Sunday, August 4, 2013
The Ice Queen by Alice Hoffman
Published April 2005 by Little, Brown, and Company
Source: this one belongs to me
Be careful what you wish for. A small town librarian lives a quiet life without much excitement. One day, she mutters and idle wish and, while standing in her house, is struck by lightning. But instead of ending her life, this cataclysmic event sparks it into a new beginning. She goes in search of Lazarus Jones, a fellow survivor who was struck dead, then simply got up and walked away. Perhaps this stranger who has seen death face to face can teach her to live without fear. When she finds him he is opposite, a burning man whose breath can boil water and whose touch scorches.
My goodness but that summary hardly scratches the surface of what this book is about. One would think, by reading it, that the nameless narrator (I strangely did not even notice until I sat down to write this review that we never know her name) is a perfectly ordinary person until the day she makes that wish. Other synopses say that after the lightening strike, it is as though our narrator is made of ice. But it's really only that she suddenly shows the physical manifestation of a condition she has internalized since she was a young girl and her mother was killed in a traffic accident. An accident she blames on herself because of another wish that she made.

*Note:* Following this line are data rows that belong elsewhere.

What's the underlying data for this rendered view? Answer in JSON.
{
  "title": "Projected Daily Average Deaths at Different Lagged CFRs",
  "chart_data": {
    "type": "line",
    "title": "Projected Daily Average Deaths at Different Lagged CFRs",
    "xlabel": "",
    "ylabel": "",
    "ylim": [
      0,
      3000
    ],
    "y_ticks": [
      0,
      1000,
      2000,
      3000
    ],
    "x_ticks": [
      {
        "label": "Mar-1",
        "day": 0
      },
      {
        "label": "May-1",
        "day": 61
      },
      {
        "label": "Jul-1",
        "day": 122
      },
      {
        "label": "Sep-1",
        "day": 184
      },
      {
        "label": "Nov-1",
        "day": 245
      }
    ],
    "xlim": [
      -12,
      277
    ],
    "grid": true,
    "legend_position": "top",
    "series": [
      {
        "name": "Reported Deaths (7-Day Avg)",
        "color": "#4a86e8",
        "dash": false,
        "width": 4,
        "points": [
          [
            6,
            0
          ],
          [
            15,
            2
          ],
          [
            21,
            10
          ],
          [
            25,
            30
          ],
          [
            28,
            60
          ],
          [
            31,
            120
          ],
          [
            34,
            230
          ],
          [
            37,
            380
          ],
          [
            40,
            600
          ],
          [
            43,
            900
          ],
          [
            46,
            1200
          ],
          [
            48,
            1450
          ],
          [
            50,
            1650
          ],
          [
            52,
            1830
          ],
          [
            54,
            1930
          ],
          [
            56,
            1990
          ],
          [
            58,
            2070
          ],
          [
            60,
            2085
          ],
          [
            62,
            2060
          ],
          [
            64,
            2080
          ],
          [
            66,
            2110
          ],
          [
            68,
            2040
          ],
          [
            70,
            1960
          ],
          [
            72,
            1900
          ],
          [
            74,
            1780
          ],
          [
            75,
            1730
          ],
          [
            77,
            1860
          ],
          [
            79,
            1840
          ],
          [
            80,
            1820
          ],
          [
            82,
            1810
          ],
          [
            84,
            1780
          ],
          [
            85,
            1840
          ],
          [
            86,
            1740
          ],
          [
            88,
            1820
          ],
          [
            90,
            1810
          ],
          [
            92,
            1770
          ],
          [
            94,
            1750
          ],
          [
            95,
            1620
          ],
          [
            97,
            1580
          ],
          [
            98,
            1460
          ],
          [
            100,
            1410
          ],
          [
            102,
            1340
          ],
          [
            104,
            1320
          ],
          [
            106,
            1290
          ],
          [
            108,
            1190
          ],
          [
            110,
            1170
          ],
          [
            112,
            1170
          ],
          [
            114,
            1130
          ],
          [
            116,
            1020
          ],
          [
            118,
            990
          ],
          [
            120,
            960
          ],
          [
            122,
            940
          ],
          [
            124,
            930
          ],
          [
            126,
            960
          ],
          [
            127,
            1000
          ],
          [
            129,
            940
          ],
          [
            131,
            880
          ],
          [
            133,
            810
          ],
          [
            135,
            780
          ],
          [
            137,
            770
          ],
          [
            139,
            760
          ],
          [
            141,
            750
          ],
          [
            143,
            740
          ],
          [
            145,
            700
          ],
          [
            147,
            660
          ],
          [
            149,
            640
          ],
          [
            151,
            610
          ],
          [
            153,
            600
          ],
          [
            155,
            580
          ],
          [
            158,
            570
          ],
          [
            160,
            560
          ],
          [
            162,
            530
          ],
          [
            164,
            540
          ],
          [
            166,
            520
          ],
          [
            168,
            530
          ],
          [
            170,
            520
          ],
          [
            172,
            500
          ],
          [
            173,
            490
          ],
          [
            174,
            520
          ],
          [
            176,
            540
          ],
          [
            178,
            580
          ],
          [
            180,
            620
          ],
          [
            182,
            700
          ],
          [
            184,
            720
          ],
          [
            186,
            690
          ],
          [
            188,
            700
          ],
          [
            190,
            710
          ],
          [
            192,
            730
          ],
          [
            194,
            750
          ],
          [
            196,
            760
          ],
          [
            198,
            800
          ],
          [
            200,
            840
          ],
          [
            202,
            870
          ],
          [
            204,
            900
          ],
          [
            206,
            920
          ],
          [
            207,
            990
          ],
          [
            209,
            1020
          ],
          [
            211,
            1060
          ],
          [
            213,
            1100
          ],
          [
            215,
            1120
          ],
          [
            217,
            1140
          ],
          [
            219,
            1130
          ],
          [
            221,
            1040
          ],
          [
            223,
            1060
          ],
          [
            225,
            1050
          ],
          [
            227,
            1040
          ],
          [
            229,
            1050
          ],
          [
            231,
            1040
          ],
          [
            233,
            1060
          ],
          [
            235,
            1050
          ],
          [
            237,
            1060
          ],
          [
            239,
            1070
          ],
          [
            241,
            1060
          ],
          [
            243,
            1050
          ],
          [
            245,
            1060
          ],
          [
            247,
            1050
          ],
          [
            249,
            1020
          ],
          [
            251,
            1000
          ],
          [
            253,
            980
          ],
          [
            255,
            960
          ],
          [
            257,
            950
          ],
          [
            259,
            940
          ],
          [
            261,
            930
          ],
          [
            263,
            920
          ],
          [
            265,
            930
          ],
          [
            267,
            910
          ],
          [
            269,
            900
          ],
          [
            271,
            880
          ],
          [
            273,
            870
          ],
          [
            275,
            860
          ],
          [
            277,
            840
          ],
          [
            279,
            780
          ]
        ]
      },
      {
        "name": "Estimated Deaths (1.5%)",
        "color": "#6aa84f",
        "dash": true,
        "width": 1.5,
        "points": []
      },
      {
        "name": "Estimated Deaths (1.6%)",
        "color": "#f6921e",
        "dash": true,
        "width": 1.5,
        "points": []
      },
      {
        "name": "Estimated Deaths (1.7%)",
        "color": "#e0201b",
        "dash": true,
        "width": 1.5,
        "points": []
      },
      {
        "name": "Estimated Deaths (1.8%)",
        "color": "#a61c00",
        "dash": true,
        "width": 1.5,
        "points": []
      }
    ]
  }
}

An accident that will turn the book's narrator into someone who never opens herself up to others. It's just as well for them; she is a cold person, preoccupied with death and unable to allow anyone to get close to her.
I've known about Alice Hoffman's writing since I first saw the film "Practical Magic" adapted from Hoffman's book of the same name. As much as I enjoy that movie, along the years, I've picked up several of her books but have never gotten around to reading them. Perhaps it was because I knew, or assumed I knew, that her books were bound to deal with the same magical realism found in "Practical Magic." Except of Isabel Allende's books, I have a problem with magical realism in my books. The Ice Queen has elements that stretch credulity but would hardly be considered magical. In fact it has much more the feel of a modern day fairy tale something Hoffman plays up as our narrator goes back again and again to the Grimm Brothers' fairy tales.
At just over 200 pages, the story is fast-paced covering more than thirty years of the narrator's life. I disliked her so much for a good chunk of that 200 pages that I couldn't imagine any way that Hoffman could make me care about what happened to her. Suddenly, I realized that gradually, without my even noticing it, I had started to care as little by little our narrator had started to thaw. Oh my goodness, how I love the ending of this book, so beautiful and something readers can't begin to seeing coming most of the book.
A word about the covers of this book: The cover shown at top is the cover for the hardcover edition. The second cover is from the paperback edition. They hardly seem to be covers that could belong to the same book, do they? Yet, they are both perfectly symbolic of this book. You must know you've made it as an author when your name starts appearing in larger type than the name of the book on covers.